The measures taken by defendants to prevent sexual exploitation of inmates were stringent: a no-excuses policy that is integral to training, that is enforced by supervision, that is reinforce’d by threat of discipline in a written notice, and that was implemented by an investigation and discipline following the only relevant inmate grievance in prior years. Yet the majority opinion holds that the jury could find that the defendants knew that the measures taken to protect Cash were insufficient. Op. at 336-37. The majority opinion “must assume” (and I agree) that the only ground on which the jury could have found deliberate indifference is failure to implement a policy (urged by plaintiffs expert witness) that the ECHC should have had a policy altogether preventing “unmonitored one-on-one contact between male guards and female prisoners.” Op. at 338. The expert offered as good practice (in the opinion’s words) “to pair a female officer with a male officer whenever direct interaction with a female prisoner is required.” Op. at 331.

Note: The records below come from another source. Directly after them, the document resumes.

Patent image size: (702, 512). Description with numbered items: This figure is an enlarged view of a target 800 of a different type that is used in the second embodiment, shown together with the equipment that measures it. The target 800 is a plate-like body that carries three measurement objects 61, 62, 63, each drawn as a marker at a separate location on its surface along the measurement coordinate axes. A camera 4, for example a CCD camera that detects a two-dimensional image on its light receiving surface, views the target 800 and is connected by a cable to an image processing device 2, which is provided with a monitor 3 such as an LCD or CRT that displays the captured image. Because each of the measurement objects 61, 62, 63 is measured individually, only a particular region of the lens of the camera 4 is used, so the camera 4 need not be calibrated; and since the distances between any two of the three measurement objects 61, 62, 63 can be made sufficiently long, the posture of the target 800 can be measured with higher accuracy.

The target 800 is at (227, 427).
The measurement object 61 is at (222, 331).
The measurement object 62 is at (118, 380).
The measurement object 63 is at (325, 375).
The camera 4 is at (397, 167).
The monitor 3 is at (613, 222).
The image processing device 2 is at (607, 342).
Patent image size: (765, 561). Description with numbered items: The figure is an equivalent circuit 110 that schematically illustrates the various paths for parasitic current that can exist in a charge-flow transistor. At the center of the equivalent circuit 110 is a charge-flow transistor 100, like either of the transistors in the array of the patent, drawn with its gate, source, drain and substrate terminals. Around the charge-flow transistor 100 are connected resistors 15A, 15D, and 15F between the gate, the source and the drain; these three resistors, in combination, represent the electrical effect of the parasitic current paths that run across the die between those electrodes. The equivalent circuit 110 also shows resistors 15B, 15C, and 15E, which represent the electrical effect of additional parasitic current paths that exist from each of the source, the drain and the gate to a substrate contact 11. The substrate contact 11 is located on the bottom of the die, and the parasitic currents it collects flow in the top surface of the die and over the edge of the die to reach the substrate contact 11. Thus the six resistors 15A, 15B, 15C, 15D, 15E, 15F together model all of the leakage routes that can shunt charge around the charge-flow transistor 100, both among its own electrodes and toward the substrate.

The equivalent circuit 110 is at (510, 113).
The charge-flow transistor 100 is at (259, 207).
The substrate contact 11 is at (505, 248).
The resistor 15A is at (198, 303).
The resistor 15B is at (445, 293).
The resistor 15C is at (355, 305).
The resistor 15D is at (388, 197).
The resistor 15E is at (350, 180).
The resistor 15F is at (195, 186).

Among the absurdities here is that no guard can know when direct contact may become required; in prison, interventions are not always by appointment. And at the risk of being obvious, this policy would either impose enormous incremental costs or would halve the personnel available for supervision of the facility (and thereby increase the risk of prisoner-on-prisoner violence and abuse).

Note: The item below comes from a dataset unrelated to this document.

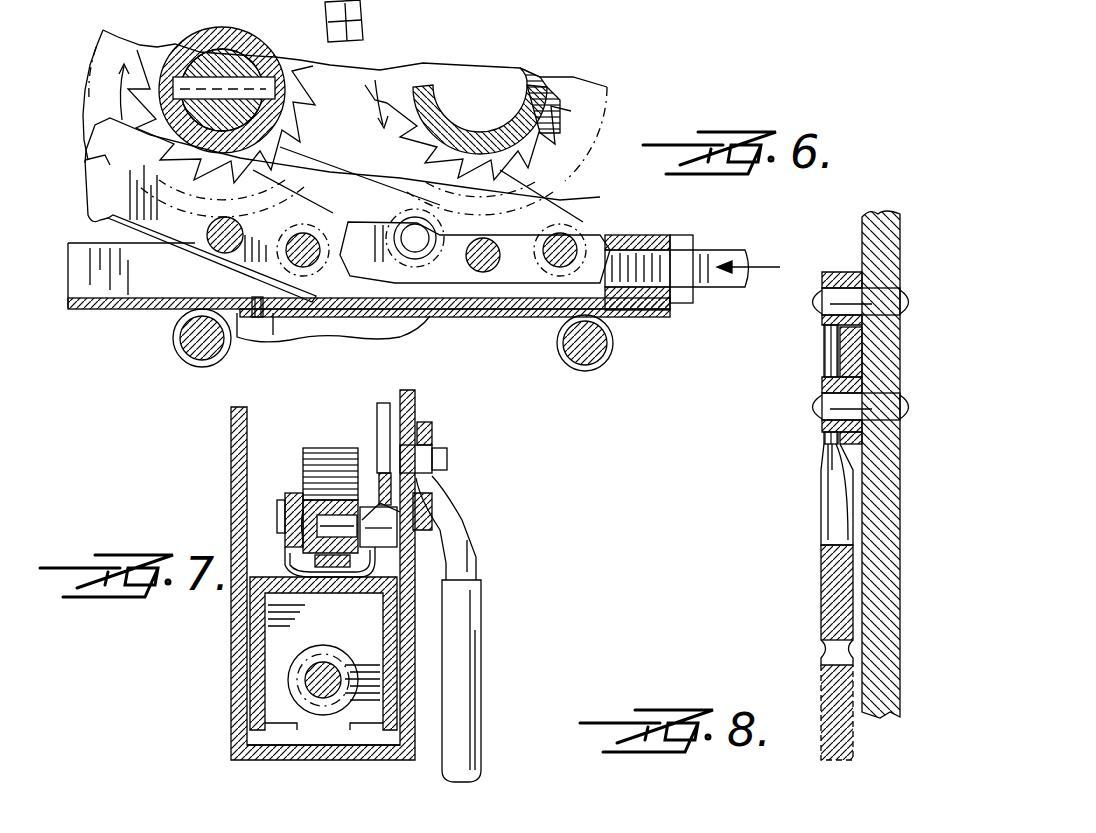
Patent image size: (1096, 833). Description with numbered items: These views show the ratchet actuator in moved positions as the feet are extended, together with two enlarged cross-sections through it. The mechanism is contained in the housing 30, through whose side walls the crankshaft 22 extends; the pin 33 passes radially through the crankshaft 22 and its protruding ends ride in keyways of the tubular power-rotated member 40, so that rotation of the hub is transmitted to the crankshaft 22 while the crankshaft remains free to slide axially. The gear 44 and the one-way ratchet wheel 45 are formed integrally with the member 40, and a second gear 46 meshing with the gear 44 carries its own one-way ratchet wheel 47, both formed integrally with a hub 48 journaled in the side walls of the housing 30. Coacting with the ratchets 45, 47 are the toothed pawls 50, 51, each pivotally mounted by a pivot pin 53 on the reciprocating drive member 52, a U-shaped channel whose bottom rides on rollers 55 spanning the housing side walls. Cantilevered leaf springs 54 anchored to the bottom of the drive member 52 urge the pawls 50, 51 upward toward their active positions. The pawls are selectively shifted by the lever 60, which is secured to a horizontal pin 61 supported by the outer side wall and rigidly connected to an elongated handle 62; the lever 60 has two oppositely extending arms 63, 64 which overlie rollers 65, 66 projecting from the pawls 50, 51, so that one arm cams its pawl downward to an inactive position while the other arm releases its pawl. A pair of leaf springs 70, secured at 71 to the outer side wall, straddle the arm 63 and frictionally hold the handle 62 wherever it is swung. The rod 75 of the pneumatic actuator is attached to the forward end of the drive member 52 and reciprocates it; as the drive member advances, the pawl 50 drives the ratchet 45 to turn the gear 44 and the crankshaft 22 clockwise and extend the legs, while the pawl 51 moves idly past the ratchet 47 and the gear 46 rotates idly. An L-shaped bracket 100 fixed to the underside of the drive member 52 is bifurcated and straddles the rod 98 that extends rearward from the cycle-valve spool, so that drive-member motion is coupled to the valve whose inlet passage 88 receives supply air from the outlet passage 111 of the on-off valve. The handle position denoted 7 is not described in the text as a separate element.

In any event, the risk associated with having men and women interact in a closed environment is bred in the bone; it means nothing to say that the prison authorities should anticipate it. Abating that risk is another matter. If the majority opinion is sound, the only effective solution would be to have no guards of the opposite sex in women’s or men’s prisons. The majority opinion does not take account of the considerable ramifications. Because male inmates greatly outnumber female inmates, the resulting curtailment of opportunity for female guards would likely trigger valid Title VII suits. People with known same-sex preferences may not be able to serve as guards in any prison. And in another sphere, since military officers are responsible for their subordinates, we could not have mixing of the sexes in the military, unless (I suppose) the officers are paired off.
* * *
Finally, the majority casually discards— in a footnote, without explanation, Op. at 341 n. 8 — the district court’s own conclusion that the jury charge was deficient and that a new trial was warranted. (The *347magistrate judge would have sua sponte ordered a new trial had he not awarded judgment as a matter of law to the County and the sheriff. See Decision & Order, Cash v. Cnty. of Erie, No. 04 Civ. 182, at 6 n. 5 (W.D.N.Y. Mar. 10, 2009).)

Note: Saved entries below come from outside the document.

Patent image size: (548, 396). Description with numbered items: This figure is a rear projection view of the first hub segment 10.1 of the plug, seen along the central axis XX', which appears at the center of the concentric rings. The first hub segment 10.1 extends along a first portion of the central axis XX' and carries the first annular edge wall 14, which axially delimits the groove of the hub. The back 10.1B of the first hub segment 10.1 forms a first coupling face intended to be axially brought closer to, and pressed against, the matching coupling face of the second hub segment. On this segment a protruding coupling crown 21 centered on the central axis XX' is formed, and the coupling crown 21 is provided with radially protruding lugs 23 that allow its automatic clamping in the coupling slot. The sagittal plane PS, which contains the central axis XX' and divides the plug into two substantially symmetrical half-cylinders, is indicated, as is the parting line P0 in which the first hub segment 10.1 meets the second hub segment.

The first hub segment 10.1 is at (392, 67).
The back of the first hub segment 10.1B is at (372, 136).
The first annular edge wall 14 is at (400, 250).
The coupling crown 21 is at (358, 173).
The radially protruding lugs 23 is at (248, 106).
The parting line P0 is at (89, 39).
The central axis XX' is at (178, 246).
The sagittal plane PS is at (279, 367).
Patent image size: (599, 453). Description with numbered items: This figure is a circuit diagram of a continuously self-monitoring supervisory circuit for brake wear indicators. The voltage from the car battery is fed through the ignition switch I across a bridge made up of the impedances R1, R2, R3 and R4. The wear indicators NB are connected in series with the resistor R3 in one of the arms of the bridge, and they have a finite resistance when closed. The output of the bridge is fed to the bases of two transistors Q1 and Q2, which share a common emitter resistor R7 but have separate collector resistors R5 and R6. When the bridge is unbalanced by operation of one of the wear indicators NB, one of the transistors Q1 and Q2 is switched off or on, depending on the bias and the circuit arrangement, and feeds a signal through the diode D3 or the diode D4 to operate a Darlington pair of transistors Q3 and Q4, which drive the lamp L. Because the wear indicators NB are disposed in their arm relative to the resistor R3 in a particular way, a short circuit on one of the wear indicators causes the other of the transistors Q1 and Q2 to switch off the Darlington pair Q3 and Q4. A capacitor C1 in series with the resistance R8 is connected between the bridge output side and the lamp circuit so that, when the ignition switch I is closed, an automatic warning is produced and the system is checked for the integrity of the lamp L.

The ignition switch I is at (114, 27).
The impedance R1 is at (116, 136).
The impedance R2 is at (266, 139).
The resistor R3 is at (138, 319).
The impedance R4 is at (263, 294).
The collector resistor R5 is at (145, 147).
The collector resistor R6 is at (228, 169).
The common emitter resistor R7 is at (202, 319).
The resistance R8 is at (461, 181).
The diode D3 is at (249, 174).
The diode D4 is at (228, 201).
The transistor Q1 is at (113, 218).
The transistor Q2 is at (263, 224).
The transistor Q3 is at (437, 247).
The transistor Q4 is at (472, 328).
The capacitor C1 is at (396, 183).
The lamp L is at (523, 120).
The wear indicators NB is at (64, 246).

. This framing of the risk is incompatible with the concession in the majority opinion that '‘unmonitored one-on-one interactions between a guard and a prisoner of [a] different sex[ ] [are] not [themselves] unconstitutional,” and with the citation (with approval) of a case that ‘‘reject[s] [the] conclusion that every male guard is a risk to the bodily integrity of a female inmate whenever the two are left alone.” Op. at 336 (internal quotation marks omitted). No effort is made to resolve this inconsistency.